The Blue Devils operated on a "commonwealth" basis, with all members sharing equally in revenue after expenses. "[W]hat usually happened was that Big 'Un [Walter Page] would get the money, and after we'd bought the gas and figured out expenses to get to the next town, we'd divide the rest among ourselves," Basie said. The competition between the Blue Devils and the Moten band—and the musical dominance of the former over the latter—eventually persuaded Bennie Moten that if he couldn't beat the Blue Devils, he would acquire them. Eddie Durham was one of the first to defect to Moten, in 1929. "The money was light," for the Blue Devils, he said, while Moten was offering "big pay... That's how [Page's musicians] started drifting away." Buster Smith confirmed the hard times the Blue Devils endured. "Most of the time we lived out of a paper sack. You stayed out on the road all the time, and nobody never had enough money to amount to nothing. We just lived from hand to mouth." Smith recalled that Moten solicited "a lot of us" in the band; he had been trying to lure Basie away from the Blue Devils for some time, but according to Booker Washington, Basie remained with the group until the lure of better money proved irresistible: "Basie stayed down around [Oklahoma], did all the little shows, but when [Moten got] the big jobs" he relented. Moten persuaded "Hot Lips" Page and Jimmy Rushing to leave as well, and the Blue Devils broke up. Eventually, Walter Page threw in the towel and left the band with which he'd been identified since 1923 to join Moten himself.
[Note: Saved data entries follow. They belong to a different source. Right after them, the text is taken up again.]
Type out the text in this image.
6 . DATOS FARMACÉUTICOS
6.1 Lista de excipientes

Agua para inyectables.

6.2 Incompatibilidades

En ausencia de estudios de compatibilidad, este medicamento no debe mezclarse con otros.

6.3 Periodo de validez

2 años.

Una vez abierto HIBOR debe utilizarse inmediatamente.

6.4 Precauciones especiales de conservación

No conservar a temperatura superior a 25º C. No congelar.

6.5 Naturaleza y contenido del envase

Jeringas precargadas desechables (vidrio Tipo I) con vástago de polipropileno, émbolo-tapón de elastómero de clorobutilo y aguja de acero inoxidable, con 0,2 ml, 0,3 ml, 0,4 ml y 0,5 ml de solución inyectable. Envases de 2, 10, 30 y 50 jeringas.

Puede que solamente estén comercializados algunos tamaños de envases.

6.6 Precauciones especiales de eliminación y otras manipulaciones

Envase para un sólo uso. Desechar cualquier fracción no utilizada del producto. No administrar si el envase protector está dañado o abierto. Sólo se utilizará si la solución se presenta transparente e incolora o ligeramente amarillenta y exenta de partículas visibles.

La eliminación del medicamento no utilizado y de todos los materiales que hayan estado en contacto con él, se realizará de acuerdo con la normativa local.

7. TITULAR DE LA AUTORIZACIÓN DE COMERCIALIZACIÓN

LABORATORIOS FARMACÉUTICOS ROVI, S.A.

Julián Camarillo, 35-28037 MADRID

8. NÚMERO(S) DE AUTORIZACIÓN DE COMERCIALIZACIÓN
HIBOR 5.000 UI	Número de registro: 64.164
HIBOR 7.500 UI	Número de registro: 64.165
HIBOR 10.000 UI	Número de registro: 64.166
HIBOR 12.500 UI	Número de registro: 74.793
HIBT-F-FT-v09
It took something more than a competing band to bring down Bennie Moten's musical empire. While his band was playing in Denver in April of 1935, he had stayed in Kansas City to plan for upcoming engagement in New York with a new line-up that would include a returning Count Basie and Jo Jones on drums. While Moten was thus idle, he decided to have his tonsils removed to alleviate throat infections he had suffered from; during the procedure an artery in Moten's throat was severed. Trumpeter Ed Lewis absolved the physician of blame, saying "it wasn't his fault. Bennie was a nervous type of person," and "wouldn't let them put him to sleep," allowing the surgeon to use only local anesthetic. Moten "got frightened when he felt the knife," Lewis said, "and jumped, severed an artery and bled to death."

Moten's funeral was, according to a local African-American newspaper, "the largest... Kansas City had witnessed in 20 years. Thousands of both races from all walks of life, filled every available space... and overflowed far out into the street." Moten's obituary in The Afro-American, a national newspaper that claimed to be the "Nation's Biggest Colored Weekly," described him as a "rotund band leader... famous for his 'stomp' rhythm that had wide appeal."